Dissvarth-Between the Light and the Moon

DISSVARTH

I’m concluding this collection with a song that’s maybe not really any shade of black, though listening to it, I feel like I’ve left the earth and gone sailing among the stars in an indigo night sky.

The song is “Polaris” and it’s from the new album by Dissvarth, Between the Light and The Moon. I’ve written about Dissvarth before, but for new explorers it’s a two-person project composed of Dis Pater from Midnight Odyssey and Svarthen from Aeon Winds.

In genre terms, you could think of Dissvarth’s music as atmospheric dark ambient, neo-folk, and/or darkwave. Regardless of the label, “Polaris” is haunting and entrancing, a beautiful piece with keyboard melodies that do indeed shine like stars in a night sky. Vocally, it’s also an exception to our “Rule”.

I don’t yet have a precise release date, but the album will again be coming from I, Voidhanger Records.

https://www.facebook.com/Dissvarth/

  5 Responses to “SHADES OF BLACK: MANTAR, GERM, GRAVDAL, NOX FORMULAE, KASSAD, DISSVARTH”

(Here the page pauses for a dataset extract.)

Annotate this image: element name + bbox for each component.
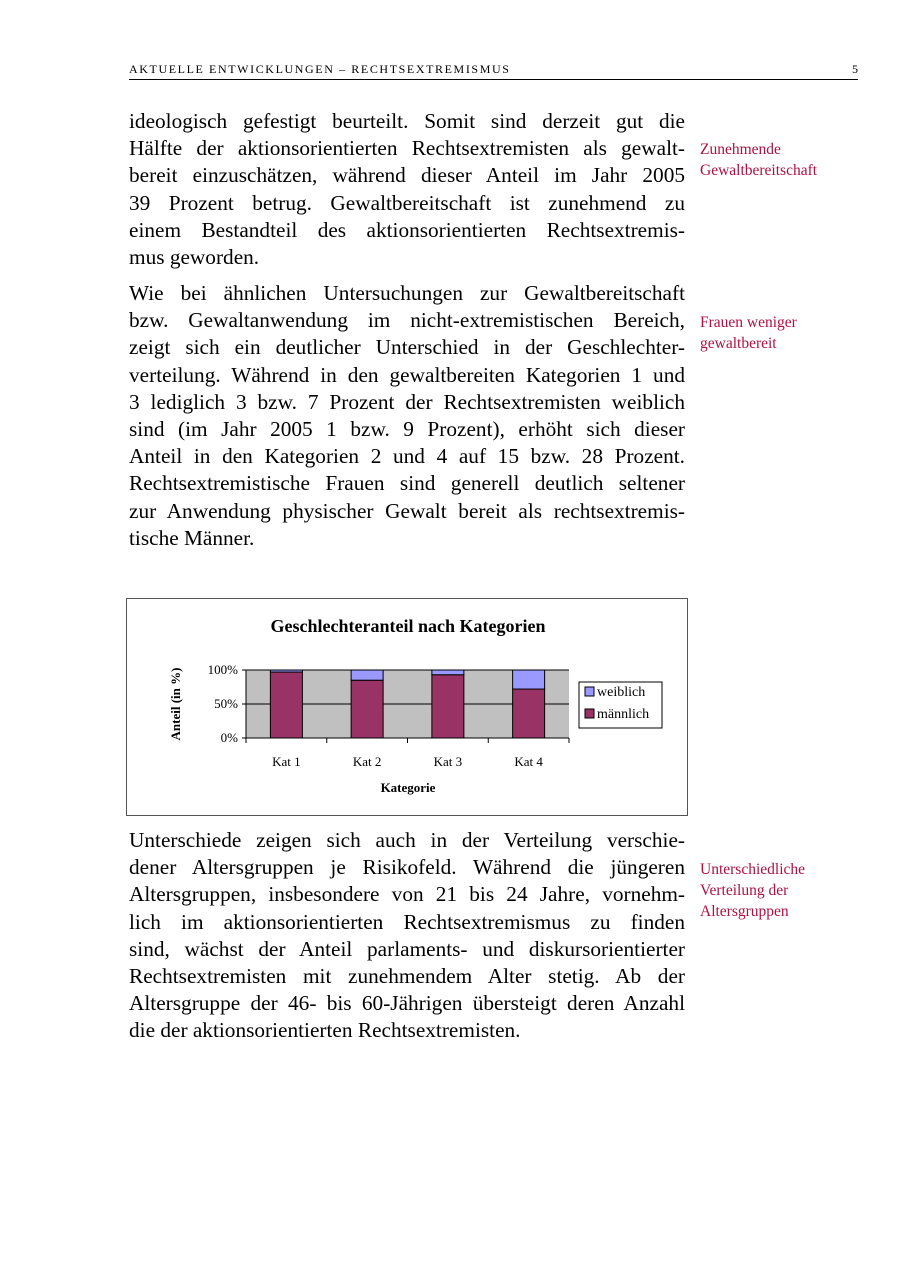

  1. Lots of raw delight to look forward to. This post reminds me I’ll have to send a few mails to labels that’s changed PR agency. Black or bleak shades, Dissvarth rounds off beautifully.

  2. Quite curious to see where that Mantar album goes. I see why you put it in Shades of Black.
    NOX Forumlae is especially exciting. I kept coming back to the player to confirm I was still listening to the same band, it was all so good.

  3. Domino is an excellent track!

  4. That Mantar is shaping up to be just as awesome as the debut. Psyched on Germ and Gravdal too, and Kassad is an intriguing listen as well.